No Samhain, a foice da Senhora da Boa Morte e do Renascimento, Guardiã da Vida e do Fenecimento, executa a sua dança, ceifando o que resta da vegetação, recolhendo e guardando as sementes que, em seu tempo, serão lançadas de novo à terra. A Senhora recolhe-se agora no interior, na Sua gruta, por onde correm as águas subterrânea, e o que resta da Sua dança é o movimento do Seu braço, mexendo e remexendo o inexaurível caldeirão da Transformação, enquanto a Sua barca atravessa o Letes, o rio da Morte e do Olvido. A desolação é agora o Seu rosto, e o Seu olhar arguto e penetrante convida-nos à quietude, ao silêncio, ao recolhimento e ao cuidado da vida da alma.
Mas, na verdade, a dança da Deusa nunca para, pelo contrário, pelo Yule, o Solstício de Inverno, sem o peso da forma, o Seu recinto de baile é agora mais vasto, incluindo as estrelas e as nebulosas e todo o cosmos.
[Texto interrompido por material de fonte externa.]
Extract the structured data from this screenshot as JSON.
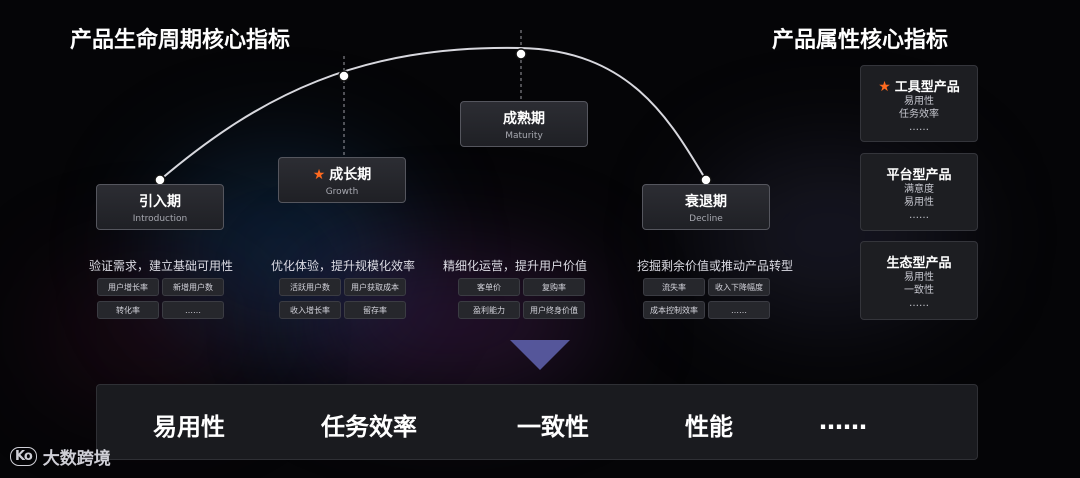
{
  "titles": {
    "lifecycle": "产品生命周期核心指标",
    "attributes": "产品属性核心指标"
  },
  "stages": [
    {
      "name": "引入期",
      "en": "Introduction",
      "starred": false,
      "desc": "验证需求，建立基础可用性",
      "tags": [
        "用户增长率",
        "新增用户数",
        "转化率",
        "……"
      ]
    },
    {
      "name": "成长期",
      "en": "Growth",
      "starred": true,
      "desc": "优化体验，提升规模化效率",
      "tags": [
        "活跃用户数",
        "用户获取成本",
        "收入增长率",
        "留存率"
      ]
    },
    {
      "name": "成熟期",
      "en": "Maturity",
      "starred": false,
      "desc": "精细化运营，提升用户价值",
      "tags": [
        "客单价",
        "复购率",
        "盈利能力",
        "用户终身价值"
      ]
    },
    {
      "name": "衰退期",
      "en": "Decline",
      "starred": false,
      "desc": "挖掘剩余价值或推动产品转型",
      "tags": [
        "流失率",
        "收入下降幅度",
        "成本控制效率",
        "……"
      ]
    }
  ],
  "attributes": [
    {
      "title": "工具型产品",
      "starred": true,
      "items": [
        "易用性",
        "任务效率",
        "……"
      ]
    },
    {
      "title": "平台型产品",
      "starred": false,
      "items": [
        "满意度",
        "易用性",
        "……"
      ]
    },
    {
      "title": "生态型产品",
      "starred": false,
      "items": [
        "易用性",
        "一致性",
        "……"
      ]
    }
  ],
  "keywords": [
    "易用性",
    "任务效率",
    "一致性",
    "性能",
    "……"
  ],
  "logo": {
    "mark": "Ko",
    "text": "大数跨境"
  },
  "icons": {
    "star": "star-icon",
    "arrow": "down-triangle-icon"
  },
  "colors": {
    "star": "#ff6a1f",
    "arrow": "#5c5ea8"
  }
}
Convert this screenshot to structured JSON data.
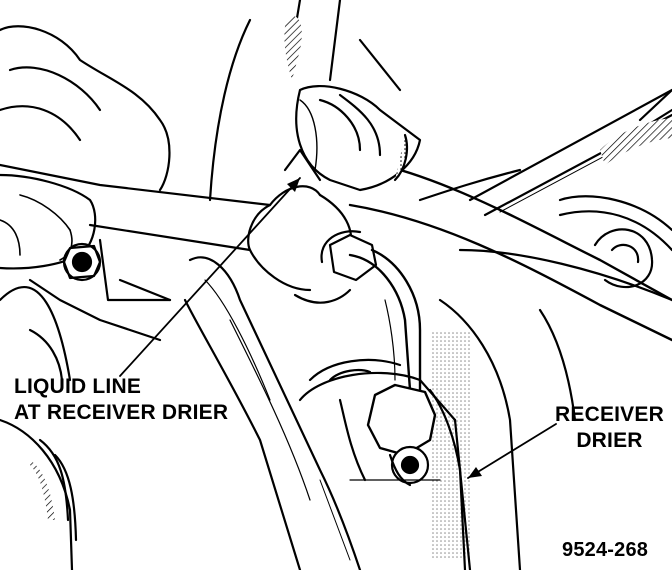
{
  "labels": {
    "liquid_line_1": "LIQUID LINE",
    "liquid_line_2": "AT RECEIVER DRIER",
    "receiver_1": "RECEIVER",
    "receiver_2": "DRIER",
    "figure_number": "9524-268"
  },
  "colors": {
    "ink": "#000000",
    "paper": "#ffffff"
  }
}
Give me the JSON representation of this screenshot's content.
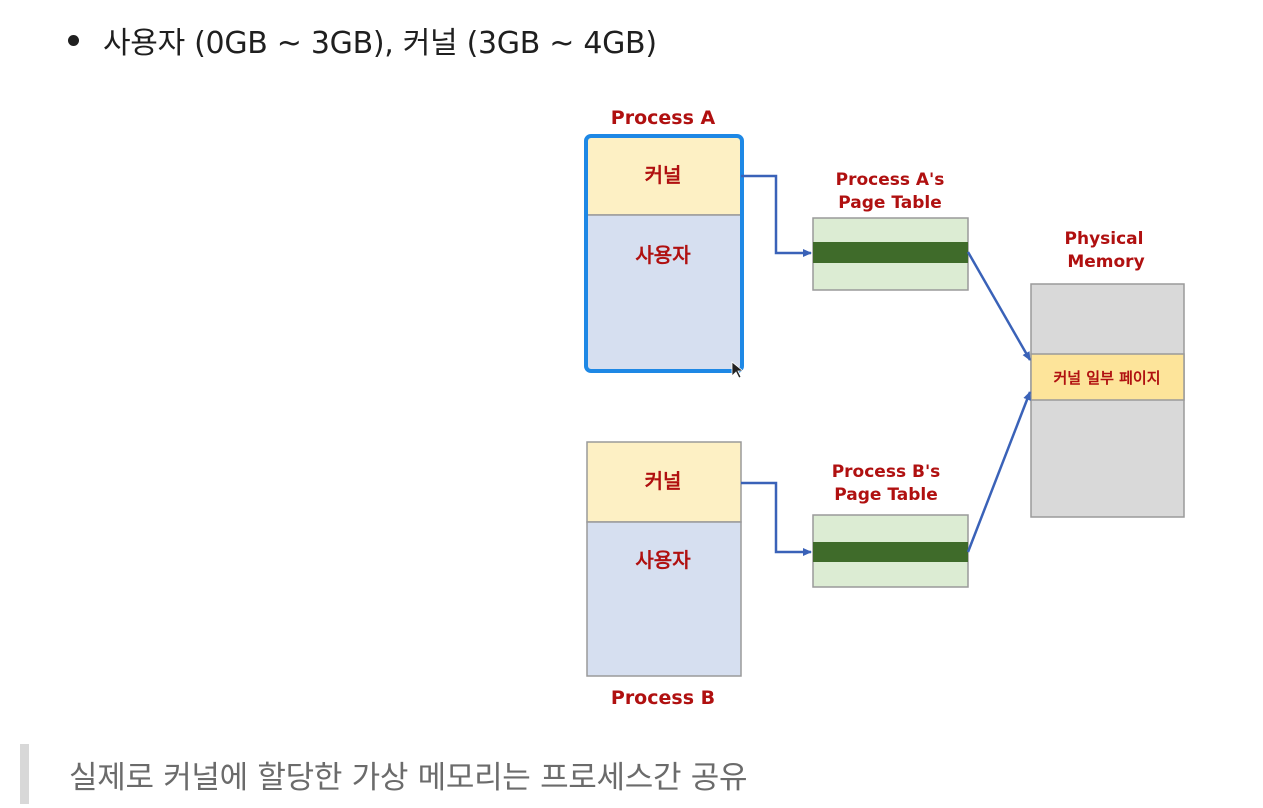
{
  "bullet": {
    "text": "사용자 (0GB ~ 3GB), 커널 (3GB ~ 4GB)"
  },
  "diagram": {
    "process_a": {
      "title": "Process A",
      "kernel_label": "커널",
      "user_label": "사용자"
    },
    "process_b": {
      "title": "Process B",
      "kernel_label": "커널",
      "user_label": "사용자"
    },
    "page_table_a": {
      "line1": "Process A's",
      "line2": "Page Table"
    },
    "page_table_b": {
      "line1": "Process B's",
      "line2": "Page Table"
    },
    "physical_memory": {
      "line1": "Physical",
      "line2": "Memory",
      "shared_label": "커널 일부 페이지"
    }
  },
  "quote": {
    "text": "실제로 커널에 할당한 가상 메모리는 프로세스간 공유"
  },
  "colors": {
    "label_red": "#b01010",
    "kernel_fill": "#fdf0c4",
    "user_fill": "#d6dff0",
    "table_fill": "#dcecd3",
    "table_entry": "#3f6b2a",
    "memory_fill": "#d9d9d9",
    "shared_fill": "#fde49a",
    "arrow_blue": "#3a62b8",
    "selection_blue": "#1e88e5"
  }
}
Nesse tempo do sonho, a imaginação saltita de ideia em ideia até encontrar aquela que merece a energia e o foco suficientes para vir a tomar forma. Na Sua natureza, dançam a chuva e o vento, a neve em farrapos e as aves do céu. E enquanto isso, a Moura Tecedeira, que preside ao destino, vai desenlaçando, dobando e preparando os fios com que eternamente tece e entretece a grande teia da Vida.